Perhaps she thought of him briefly when she kissed Ron, threw herself into his arms because this was a battle and it was possible, some would have said likely, that they were going to die very soon and she just wanted to know. There had been a flame there once, always simmering softly in the background but never fully allowed to blaze and she wanted to know. There was urgency in the kiss, desperation and a certain kind of frenzied heat, but no real pull. Ron, it seemed, had other feelings and just when he would have deepened the kiss into something entirely inappropriate for the situation, there was his face looming in her mind. He seemed to be reproaching her, his eyes sending a clear message of what have you done? She had pulled away then, from both of them. There were far bigger things to do.

And then the Shrieking Shack. The horror of it still makes her shudder now, on fire in his bed. There had been so much blood, too much, no way he could have bled that much and still been alive. But he was, and he had given Harry his memories, a final offering to a world that had never known how to appreciate him and would not know how to appreciate his dying sacrifice. She would have cried if there had been any time. She would have stayed with him, given all she had to revive him, but seven years had taught her where she belonged and it was not there, not with that man. She held the jagged pieces of her heart together with sheer will and followed her boys back into battle.
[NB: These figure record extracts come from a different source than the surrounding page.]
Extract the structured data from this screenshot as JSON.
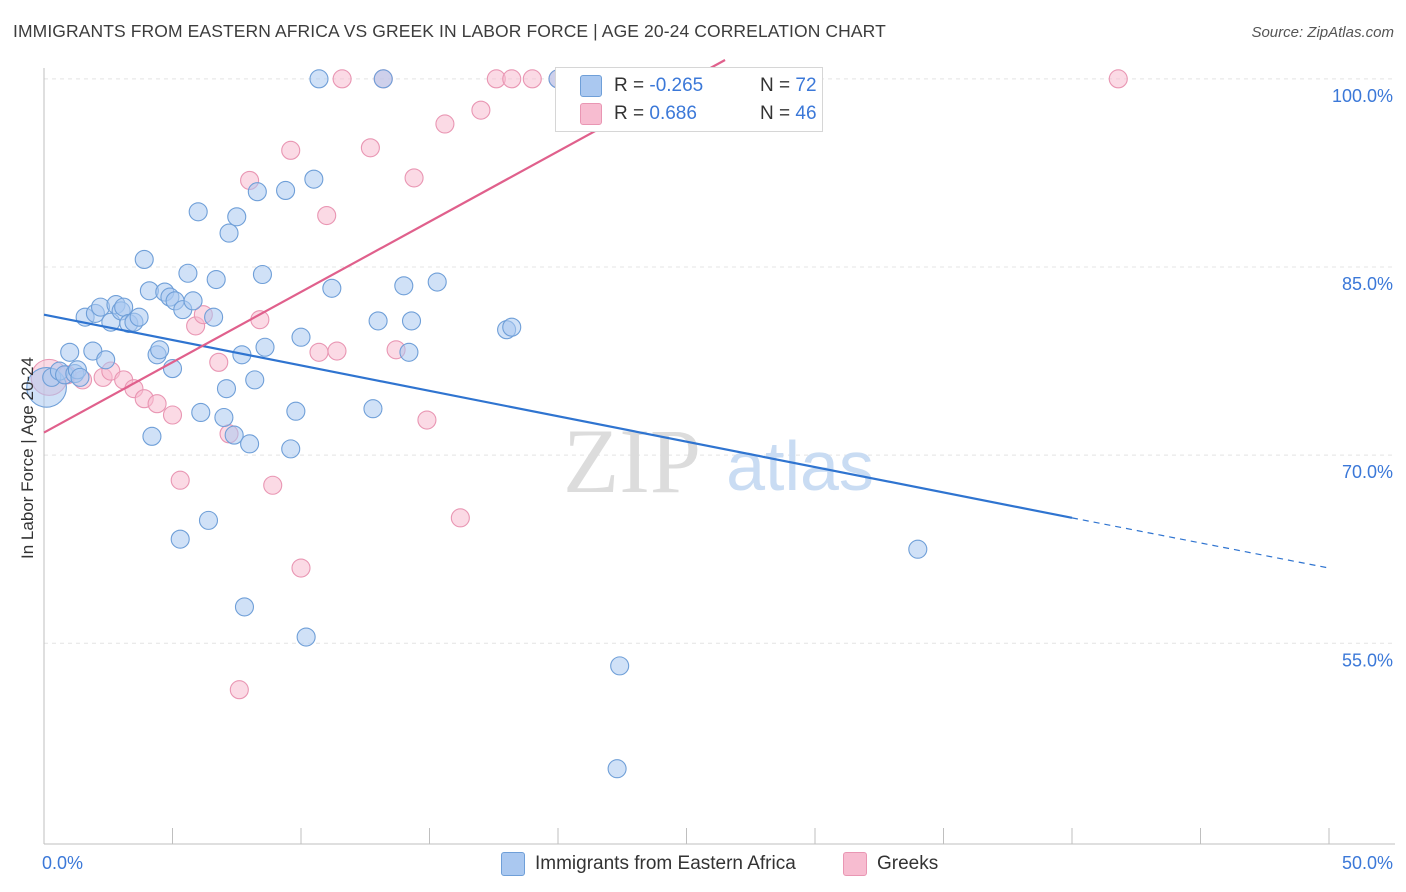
{
  "header": {
    "title": "IMMIGRANTS FROM EASTERN AFRICA VS GREEK IN LABOR FORCE | AGE 20-24 CORRELATION CHART",
    "source": "Source: ZipAtlas.com"
  },
  "watermark": {
    "zip": "ZIP",
    "atlas": "atlas"
  },
  "colors": {
    "blue_fill": "#aac8f0",
    "blue_stroke": "#6f9fd8",
    "blue_line": "#2f74d0",
    "pink_fill": "#f7bcd0",
    "pink_stroke": "#e996b3",
    "pink_line": "#e0608c",
    "tick_label": "#3b78d8",
    "grid": "#e4e4e4"
  },
  "legend_top": [
    {
      "r_label": "R = ",
      "r_value": "-0.265",
      "n_label": "N = ",
      "n_value": "72"
    },
    {
      "r_label": "R = ",
      "r_value": "0.686",
      "n_label": "N = ",
      "n_value": "46"
    }
  ],
  "legend_bottom": [
    "Immigrants from Eastern Africa",
    "Greeks"
  ],
  "chart_data": {
    "type": "scatter",
    "title": "IMMIGRANTS FROM EASTERN AFRICA VS GREEK IN LABOR FORCE | AGE 20-24 CORRELATION CHART",
    "xlabel": "",
    "ylabel": "In Labor Force | Age 20-24",
    "xlim": [
      0,
      50
    ],
    "ylim": [
      39,
      101.5
    ],
    "x_tick_labels": [
      {
        "value": 0,
        "label": "0.0%"
      },
      {
        "value": 50,
        "label": "50.0%"
      }
    ],
    "y_tick_labels": [
      {
        "value": 100,
        "label": "100.0%"
      },
      {
        "value": 85,
        "label": "85.0%"
      },
      {
        "value": 70,
        "label": "70.0%"
      },
      {
        "value": 55,
        "label": "55.0%"
      }
    ],
    "grid": "horizontal dashed",
    "legend_position": "top-center",
    "series": [
      {
        "name": "Immigrants from Eastern Africa",
        "color": "#aac8f0",
        "R": -0.265,
        "N": 72,
        "trend": {
          "x0": 0,
          "y0": 81.2,
          "x1": 40,
          "y1": 65.0,
          "dashed_to_x": 50,
          "dashed_to_y": 61.0
        },
        "points": [
          [
            0.1,
            75.4,
            22
          ],
          [
            0.3,
            76.2,
            10
          ],
          [
            0.6,
            76.7,
            10
          ],
          [
            0.8,
            76.4,
            10
          ],
          [
            1.0,
            78.2,
            10
          ],
          [
            1.2,
            76.5,
            10
          ],
          [
            1.3,
            76.8,
            10
          ],
          [
            1.4,
            76.2,
            10
          ],
          [
            1.6,
            81.0,
            10
          ],
          [
            1.9,
            78.3,
            10
          ],
          [
            2.0,
            81.3,
            10
          ],
          [
            2.2,
            81.8,
            10
          ],
          [
            2.4,
            77.6,
            10
          ],
          [
            2.6,
            80.6,
            10
          ],
          [
            2.8,
            82.0,
            10
          ],
          [
            3.0,
            81.5,
            10
          ],
          [
            3.1,
            81.8,
            10
          ],
          [
            3.3,
            80.5,
            10
          ],
          [
            3.5,
            80.6,
            10
          ],
          [
            3.7,
            81.0,
            10
          ],
          [
            3.9,
            85.6,
            10
          ],
          [
            4.1,
            83.1,
            10
          ],
          [
            4.2,
            71.5,
            10
          ],
          [
            4.4,
            78.0,
            10
          ],
          [
            4.5,
            78.4,
            10
          ],
          [
            4.7,
            83.0,
            10
          ],
          [
            4.9,
            82.6,
            10
          ],
          [
            5.0,
            76.9,
            10
          ],
          [
            5.1,
            82.3,
            10
          ],
          [
            5.3,
            63.3,
            10
          ],
          [
            5.4,
            81.6,
            10
          ],
          [
            5.6,
            84.5,
            10
          ],
          [
            5.8,
            82.3,
            10
          ],
          [
            6.0,
            89.4,
            10
          ],
          [
            6.1,
            73.4,
            10
          ],
          [
            6.4,
            64.8,
            10
          ],
          [
            6.6,
            81.0,
            10
          ],
          [
            6.7,
            84.0,
            10
          ],
          [
            7.0,
            73.0,
            10
          ],
          [
            7.1,
            75.3,
            10
          ],
          [
            7.2,
            87.7,
            10
          ],
          [
            7.4,
            71.6,
            10
          ],
          [
            7.5,
            89.0,
            10
          ],
          [
            7.7,
            78.0,
            10
          ],
          [
            7.8,
            57.9,
            10
          ],
          [
            8.0,
            70.9,
            10
          ],
          [
            8.2,
            76.0,
            10
          ],
          [
            8.3,
            91.0,
            10
          ],
          [
            8.5,
            84.4,
            10
          ],
          [
            8.6,
            78.6,
            10
          ],
          [
            9.4,
            91.1,
            10
          ],
          [
            9.6,
            70.5,
            10
          ],
          [
            9.8,
            73.5,
            10
          ],
          [
            10.0,
            79.4,
            10
          ],
          [
            10.2,
            55.5,
            10
          ],
          [
            10.5,
            92.0,
            10
          ],
          [
            10.7,
            100.0,
            10
          ],
          [
            11.2,
            83.3,
            10
          ],
          [
            12.8,
            73.7,
            10
          ],
          [
            13.0,
            80.7,
            10
          ],
          [
            13.2,
            100.0,
            10
          ],
          [
            14.0,
            83.5,
            10
          ],
          [
            14.2,
            78.2,
            10
          ],
          [
            14.3,
            80.7,
            10
          ],
          [
            15.3,
            83.8,
            10
          ],
          [
            18.0,
            80.0,
            10
          ],
          [
            18.2,
            80.2,
            10
          ],
          [
            20.0,
            100.0,
            10
          ],
          [
            22.3,
            45.0,
            10
          ],
          [
            22.4,
            53.2,
            10
          ],
          [
            34.0,
            62.5,
            10
          ],
          [
            22.0,
            100.0,
            10
          ]
        ]
      },
      {
        "name": "Greeks",
        "color": "#f7bcd0",
        "R": 0.686,
        "N": 46,
        "trend": {
          "x0": 0,
          "y0": 71.8,
          "x1": 26.5,
          "y1": 101.5
        },
        "points": [
          [
            0.2,
            76.2,
            20
          ],
          [
            0.9,
            76.4,
            10
          ],
          [
            1.5,
            76.0,
            10
          ],
          [
            2.3,
            76.2,
            10
          ],
          [
            2.6,
            76.7,
            10
          ],
          [
            3.1,
            76.0,
            10
          ],
          [
            3.5,
            75.3,
            10
          ],
          [
            3.9,
            74.5,
            10
          ],
          [
            4.4,
            74.1,
            10
          ],
          [
            5.0,
            73.2,
            10
          ],
          [
            5.3,
            68.0,
            10
          ],
          [
            5.9,
            80.3,
            10
          ],
          [
            6.2,
            81.2,
            10
          ],
          [
            6.8,
            77.4,
            10
          ],
          [
            7.2,
            71.7,
            10
          ],
          [
            7.6,
            51.3,
            10
          ],
          [
            8.0,
            91.9,
            10
          ],
          [
            8.4,
            80.8,
            10
          ],
          [
            8.9,
            67.6,
            10
          ],
          [
            9.6,
            94.3,
            10
          ],
          [
            10.0,
            61.0,
            10
          ],
          [
            10.7,
            78.2,
            10
          ],
          [
            11.0,
            89.1,
            10
          ],
          [
            11.4,
            78.3,
            10
          ],
          [
            11.6,
            100.0,
            10
          ],
          [
            12.7,
            94.5,
            10
          ],
          [
            13.2,
            100.0,
            10
          ],
          [
            13.7,
            78.4,
            10
          ],
          [
            14.4,
            92.1,
            10
          ],
          [
            14.9,
            72.8,
            10
          ],
          [
            15.6,
            96.4,
            10
          ],
          [
            16.2,
            65.0,
            10
          ],
          [
            17.0,
            97.5,
            10
          ],
          [
            17.6,
            100.0,
            10
          ],
          [
            18.2,
            100.0,
            10
          ],
          [
            19.0,
            100.0,
            10
          ],
          [
            20.0,
            100.0,
            10
          ],
          [
            21.0,
            100.0,
            10
          ],
          [
            22.0,
            100.0,
            10
          ],
          [
            23.5,
            100.0,
            10
          ],
          [
            24.5,
            100.0,
            10
          ],
          [
            25.5,
            100.0,
            10
          ],
          [
            26.0,
            100.0,
            10
          ],
          [
            41.8,
            100.0,
            10
          ],
          [
            25.0,
            100.0,
            10
          ],
          [
            23.0,
            100.0,
            10
          ]
        ]
      }
    ]
  }
}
He did not die. A hidden potion, she thinks, one last trick up his sleeve. He does not talk about it, not to her, not to anyone. She sees in his eyes every day that he regrets it, that he believes he was meant to die there in that dirty, forgotten place, that his time had run out and he had done all he could do and somehow, he cheated death. She has tried to convince him to leave the castle, leave his dungeons and his jars and vials and stacks of essays to grade, but he will not hear her. He fought long and hard to return to his old post once Voldemort had been defeated and the boy who lived once again lived to renew the wizarding world, and he will not give it up now that he has, despite all odds, succeeded. He was a constant presence throughout the N.E.W.T. year she took alone, the boys off to Auror training despite her advice, a presence she steadfastly ignored. She would not look at him, would not think of him as she tossed restlessly at night, would not tremble at the sound of his voice and the wonder of his continued life, except when she did.

It was he who finally came to her. As unlikely as it still seems to her, it was he who opened her door, stepped into her private space, backed her against a wall and kissed her. Perhaps in the beginning it was simply that she was there and she was willing and she had at long last learned to stem the flow of speech that had so annoyed him in previous years, but she likes to think that it has evolved into something else, something more. Naive Gryffindor that she still is, she lies beneath him and feels his incredible heat and his hands like velvet against her skin and she thrills at the way he says her name. "Hermione," he says, as though it is a prayer, a blessing. She is not Lily Evans and never wishes to be, but she holds tightly to the belief that one day he will open his eyes and see her before him as she is, unmanageable hair and unremarkable face and all, and at last find himself dissatisfied with the love of a ghost.